A Spectrum Of Reactions

"I'm a nonbinary trans man. I think the biggest culture shock for me has been how personally some of the women around me take my transition."

"I have been pleasantly surprised that most people of either gender are chill with my trans-ness."

"But I've found that of the people who take issue with it, women are much more vocal about it. Like, men will just pointedly not use my pronouns if they have an issue, but some of the women in my family literally try to guilt trip me about it and women who barely know me tell me not to "mutilate" my chest. Which made me realize fully that women actually do see their breasts as part of their body and losing them would be a loss like losing a leg whereas to me my sense of self starts underneath them to the point that lying on my stomach is frustrating because I feel like my chest can never actually touch whatever surface I'm laying on. So despite the comment being rude, it's surprisingly validating."

- anarchomoth

You Like That Thing? Prove It.

"I'm a game developer and probably know more about video games than most people. As a guy if I said I was a fan of this or that series it would basically be taken uncritically. Now, as a woman, in groups of mostly men when I say 'I really like Metal Gear Solid' there's a weirdly high incidence of dudes feeling the need to quiz me to prove that I'm a 'real' fan."

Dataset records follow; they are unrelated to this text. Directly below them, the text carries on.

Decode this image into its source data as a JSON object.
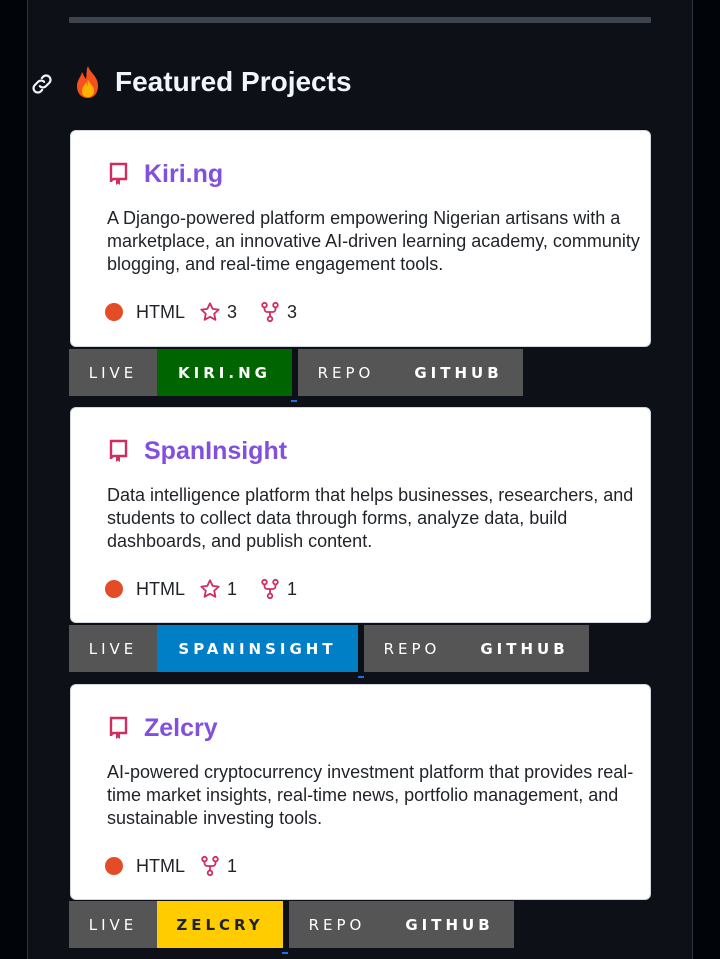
{
  "section": {
    "heading": "Featured Projects",
    "anchor_icon": "link-icon",
    "emoji_icon": "fire-icon"
  },
  "projects": [
    {
      "name": "Kiri.ng",
      "description": "A Django-powered platform empowering Nigerian artisans with a marketplace, an innovative AI-driven learning academy, community blogging, and real-time engagement tools.",
      "language": "HTML",
      "language_color": "#e34c26",
      "stars": "3",
      "forks": "3",
      "live_label": "LIVE",
      "live_value": "KIRI.NG",
      "live_color": "#006400",
      "repo_label": "REPO",
      "repo_value": "GITHUB"
    },
    {
      "name": "SpanInsight",
      "description": "Data intelligence platform that helps businesses, researchers, and students to collect data through forms, analyze data, build dashboards, and publish content.",
      "language": "HTML",
      "language_color": "#e34c26",
      "stars": "1",
      "forks": "1",
      "live_label": "LIVE",
      "live_value": "SPANINSIGHT",
      "live_color": "#007ec6",
      "repo_label": "REPO",
      "repo_value": "GITHUB"
    },
    {
      "name": "Zelcry",
      "description": "AI-powered cryptocurrency investment platform that provides real-time market insights, real-time news, portfolio management, and sustainable investing tools.",
      "language": "HTML",
      "language_color": "#e34c26",
      "forks": "1",
      "live_label": "LIVE",
      "live_value": "ZELCRY",
      "live_color": "#ffcc00",
      "repo_label": "REPO",
      "repo_value": "GITHUB"
    }
  ]
}
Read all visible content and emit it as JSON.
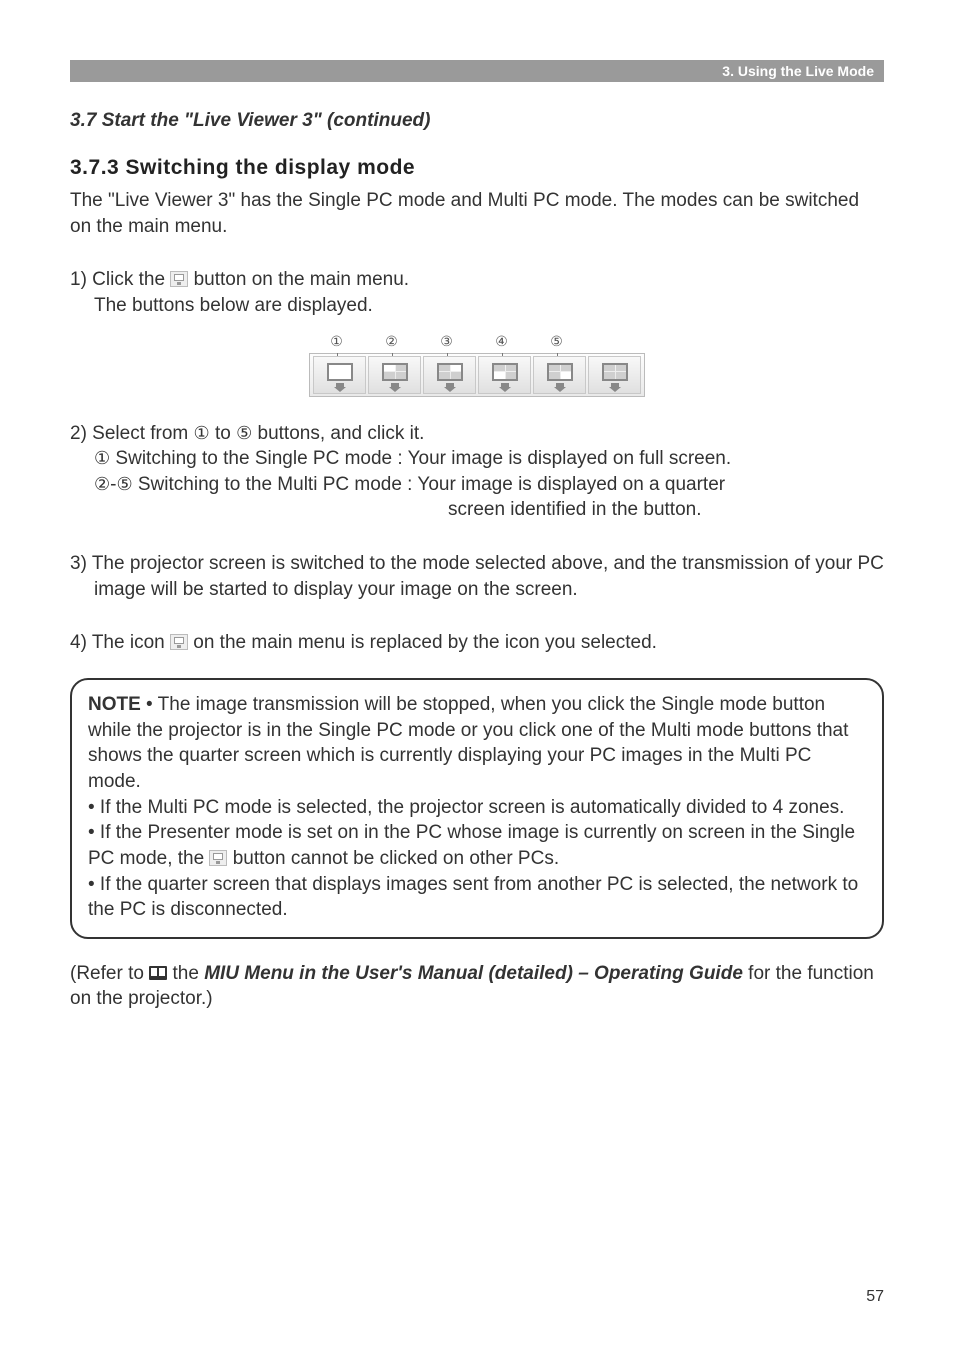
{
  "header": {
    "chapter": "3. Using the Live Mode"
  },
  "section": {
    "continued_title": "3.7 Start the \"Live Viewer 3\" (continued)",
    "subheading": "3.7.3 Switching the display mode",
    "intro": "The \"Live Viewer 3\" has the Single PC mode and Multi PC mode. The modes can be switched on the main menu.",
    "step1a": "1) Click the ",
    "step1b": " button on the main menu.",
    "step1c": "The buttons below are displayed.",
    "toolbar_numbers": [
      "①",
      "②",
      "③",
      "④",
      "⑤"
    ],
    "step2a": "2) Select from ",
    "step2b": " to ",
    "step2c": " buttons, and click it.",
    "step2_line1_num": "①",
    "step2_line1": " Switching to the Single PC mode : Your image is displayed on full screen.",
    "step2_line2_num_a": "②",
    "step2_line2_dash": "-",
    "step2_line2_num_b": "⑤",
    "step2_line2": " Switching to the Multi PC mode : Your image is displayed on a quarter",
    "step2_line3": "screen identified in the button.",
    "step3": "3) The projector screen is switched to the mode selected above, and the transmission of your PC image will be started to display your image on the screen.",
    "step4a": "4) The icon ",
    "step4b": " on the main menu is replaced by the icon you selected.",
    "num1": "①",
    "num5": "⑤"
  },
  "note": {
    "label": "NOTE",
    "bullet1": " • The image transmission will be stopped, when you click the Single mode button while the projector is in the Single PC mode or you click one of the Multi mode buttons that shows the quarter screen which is currently displaying your PC images in the Multi PC mode.",
    "bullet2": "• If the Multi PC mode is selected, the projector screen is automatically divided to 4 zones.",
    "bullet3a": "• If the Presenter mode is set on in the PC whose image is currently on screen in the Single PC mode, the ",
    "bullet3b": " button cannot be clicked on other PCs.",
    "bullet4": "• If the quarter screen that displays images sent from another PC is selected, the network to the PC is disconnected."
  },
  "reference": {
    "prefix": "(Refer to ",
    "link": " the ",
    "title": "MIU Menu in the User's Manual (detailed) – Operating Guide",
    "suffix": " for the function on the projector.)"
  },
  "page_number": "57"
}
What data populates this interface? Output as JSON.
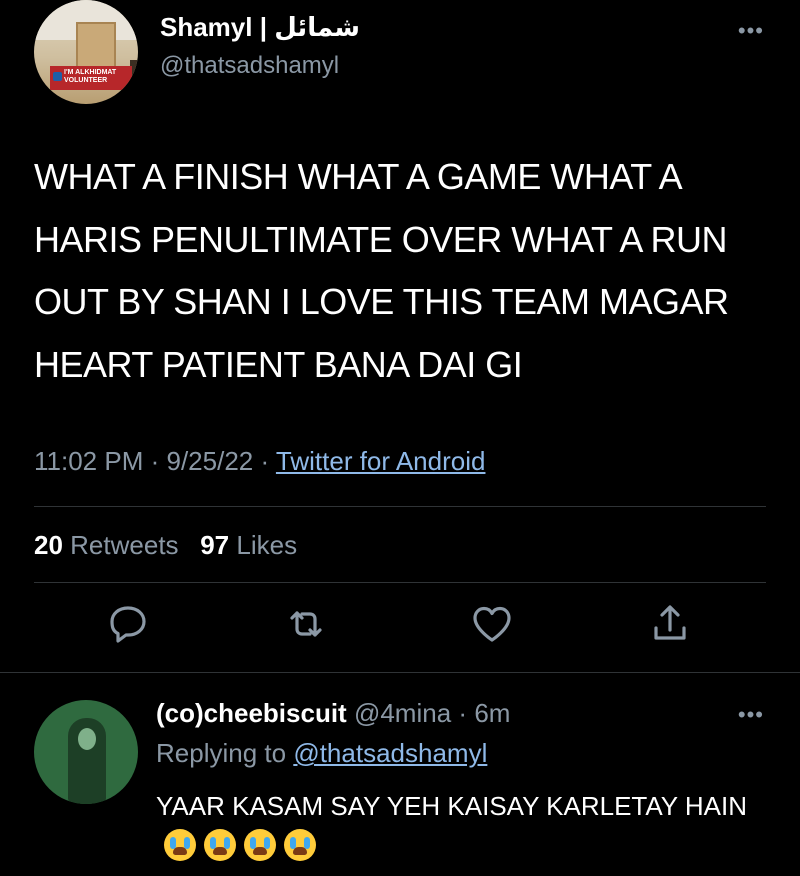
{
  "tweet": {
    "author_name": "Shamyl | شمائل",
    "author_handle": "@thatsadshamyl",
    "avatar_banner_text": "I'M ALKHIDMAT VOLUNTEER",
    "more_icon": "ellipsis-icon",
    "text": "WHAT A FINISH WHAT A GAME WHAT A HARIS PENULTIMATE OVER WHAT A RUN OUT BY SHAN I LOVE THIS TEAM MAGAR HEART PATIENT BANA DAI GI",
    "time": "11:02 PM",
    "date": "9/25/22",
    "source": "Twitter for Android",
    "separator": "·",
    "retweets_count": "20",
    "retweets_label": "Retweets",
    "likes_count": "97",
    "likes_label": "Likes"
  },
  "actions": [
    {
      "name": "reply",
      "icon": "reply-bubble-icon"
    },
    {
      "name": "retweet",
      "icon": "retweet-icon"
    },
    {
      "name": "like",
      "icon": "heart-icon"
    },
    {
      "name": "share",
      "icon": "share-icon"
    }
  ],
  "reply": {
    "author_name": "(co)cheebiscuit",
    "author_handle": "@4mina",
    "time_ago": "6m",
    "separator": "·",
    "replying_prefix": "Replying to",
    "replying_to": "@thatsadshamyl",
    "text": "YAAR KASAM SAY YEH KAISAY KARLETAY HAIN",
    "emoji_icon": "loudly-crying-face-icon",
    "emoji_count": 4
  },
  "colors": {
    "background": "#000000",
    "secondary_text": "#8b98a5",
    "link": "#8fb9e8",
    "divider": "#2f3336"
  }
}
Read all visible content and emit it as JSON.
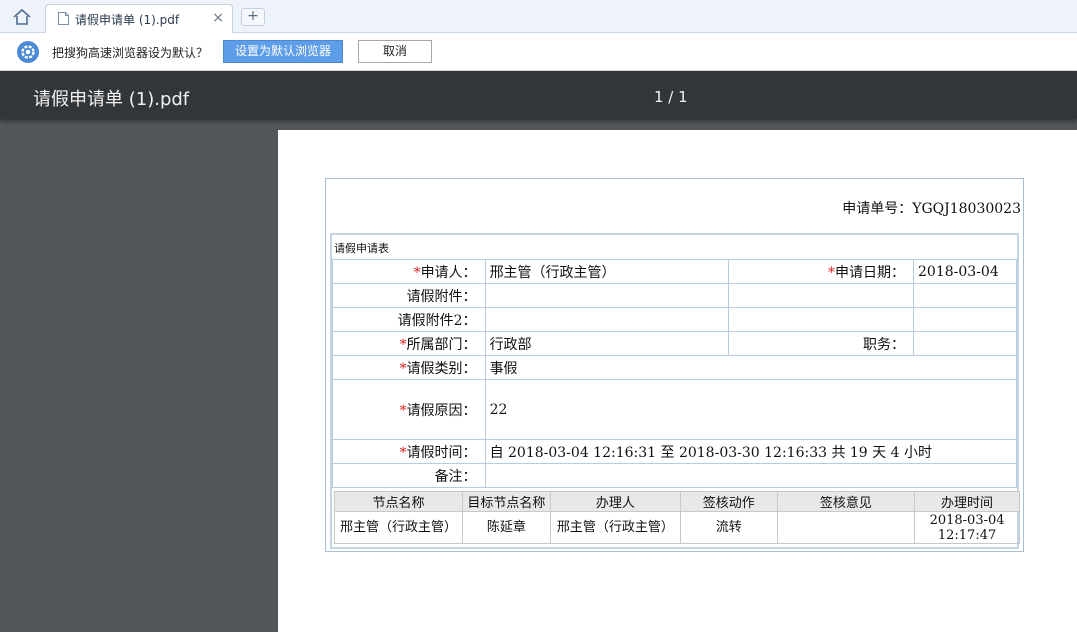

"I mean catcalls and generally not being as safe in public also sucks, but we all knew about that stuff. The weird part was just not being taken seriously anymore on stuff I'm actually quite knowledgeable on."

"Edit: The handful of replies to this doubting these experiences are a case study in irony. Way to prove the point."

- brainwarts

Finding Community

"Honestly the transgender/nonbinary culture on its own is so much cooler than i expected. transitioning turned out to be a treat when it allowed me to make friends with all these gorgeous, stylish queer people that support me and let me be who I am."